To Get Respect, Give Respect

The Humanity Club at Morrow Elementary

The Humanity Project believes that for people to get respect, they first must give respect. Always, in every situation, unconditionally. That doesn’t mean being weak. It means treating every human being as just that: a human being.

We teach this to our kids as well as to parents busy raising their own children. And it applies in the schools, online, on the roads. Everywhere.

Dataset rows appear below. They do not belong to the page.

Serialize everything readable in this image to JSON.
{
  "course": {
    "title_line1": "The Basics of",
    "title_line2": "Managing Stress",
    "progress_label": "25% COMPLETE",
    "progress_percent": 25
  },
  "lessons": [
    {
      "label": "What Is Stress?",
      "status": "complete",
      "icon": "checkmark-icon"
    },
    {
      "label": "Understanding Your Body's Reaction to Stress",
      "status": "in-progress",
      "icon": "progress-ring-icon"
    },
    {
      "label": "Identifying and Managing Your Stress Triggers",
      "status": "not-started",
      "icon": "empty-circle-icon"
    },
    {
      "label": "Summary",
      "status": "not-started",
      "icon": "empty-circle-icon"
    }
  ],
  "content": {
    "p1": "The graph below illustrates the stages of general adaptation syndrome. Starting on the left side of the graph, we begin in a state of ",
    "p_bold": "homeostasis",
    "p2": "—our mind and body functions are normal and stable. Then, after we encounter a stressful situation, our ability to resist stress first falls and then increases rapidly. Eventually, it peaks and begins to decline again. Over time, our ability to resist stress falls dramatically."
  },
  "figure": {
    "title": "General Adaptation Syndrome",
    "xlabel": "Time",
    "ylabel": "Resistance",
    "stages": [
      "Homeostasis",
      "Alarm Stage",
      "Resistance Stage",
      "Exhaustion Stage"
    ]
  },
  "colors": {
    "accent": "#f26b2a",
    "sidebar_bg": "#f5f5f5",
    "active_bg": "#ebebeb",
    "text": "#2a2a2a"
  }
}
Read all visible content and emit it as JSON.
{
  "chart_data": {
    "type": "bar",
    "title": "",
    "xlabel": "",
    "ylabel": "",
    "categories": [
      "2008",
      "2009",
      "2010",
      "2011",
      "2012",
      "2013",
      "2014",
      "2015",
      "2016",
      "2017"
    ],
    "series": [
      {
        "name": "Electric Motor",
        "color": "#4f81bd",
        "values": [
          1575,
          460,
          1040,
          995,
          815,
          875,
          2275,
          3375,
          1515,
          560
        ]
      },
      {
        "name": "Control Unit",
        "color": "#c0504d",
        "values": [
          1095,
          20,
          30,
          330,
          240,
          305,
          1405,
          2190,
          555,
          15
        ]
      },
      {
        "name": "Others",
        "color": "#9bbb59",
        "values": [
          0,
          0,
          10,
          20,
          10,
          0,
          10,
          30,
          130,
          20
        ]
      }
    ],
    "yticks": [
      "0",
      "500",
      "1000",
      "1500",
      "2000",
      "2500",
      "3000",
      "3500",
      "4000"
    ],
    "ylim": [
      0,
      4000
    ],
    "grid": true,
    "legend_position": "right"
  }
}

During the Humanity Club presentation on respect: a Native American tale

On November 16, our Humanity Club at Morrow Elementary School in North Lauderdale, Florida demonstrated for nearly 400 of their classmates, grades K - 5, what respect really means. It was a huge success! Through interactive exercises, skits, music, videos and more, our amazing group of 10 Humanity Club all-girl student leaders marked the path toward a more respectful learning environment. Their classmates were receptive and now many of them will take part in ongoing art projects and contests focused on respect — even a Garden of Respect that the Humanity Project will build for the school with students closely involved in both planning and execution. That garden will be funded in part by a new grant from Children’s Services Council of Broward County and we’ll tell you more about it next month.

During Text-4-RESPECT

That same day, the Humanity Project also led a Text-4-RESPECT campaign, with students at Morrow and other schools as well as nonprofit partners texting #respect at noon local time. This was intended as a follow up to the morning Humanity Club program … and as a tribute to the great Aretha Franklin, who passed away in August. In Detroit, Ms. Franklin’s church where she began singing (and her father was longtime preacher) even joined the event. As did nonprofits and individuals from as far away as Brazil, Italy, Switzerland, New Jersey and many other spots.

All this took place on the 10th anniversary of the day when the Humanity Project led the Thousand Youth March for Humanity: November 16, 2008. That was the nation’s first mass children’s march against bullying with more than 2,100 participants. And it’s the reason the week of November 16 each year is antibullying week in Broward County Public Schools, the sixth largest school district in the United States.

Yes, we do believe that to get respect, we must each give respect. It’s encouraging that so many of our young students agree, don’t you think?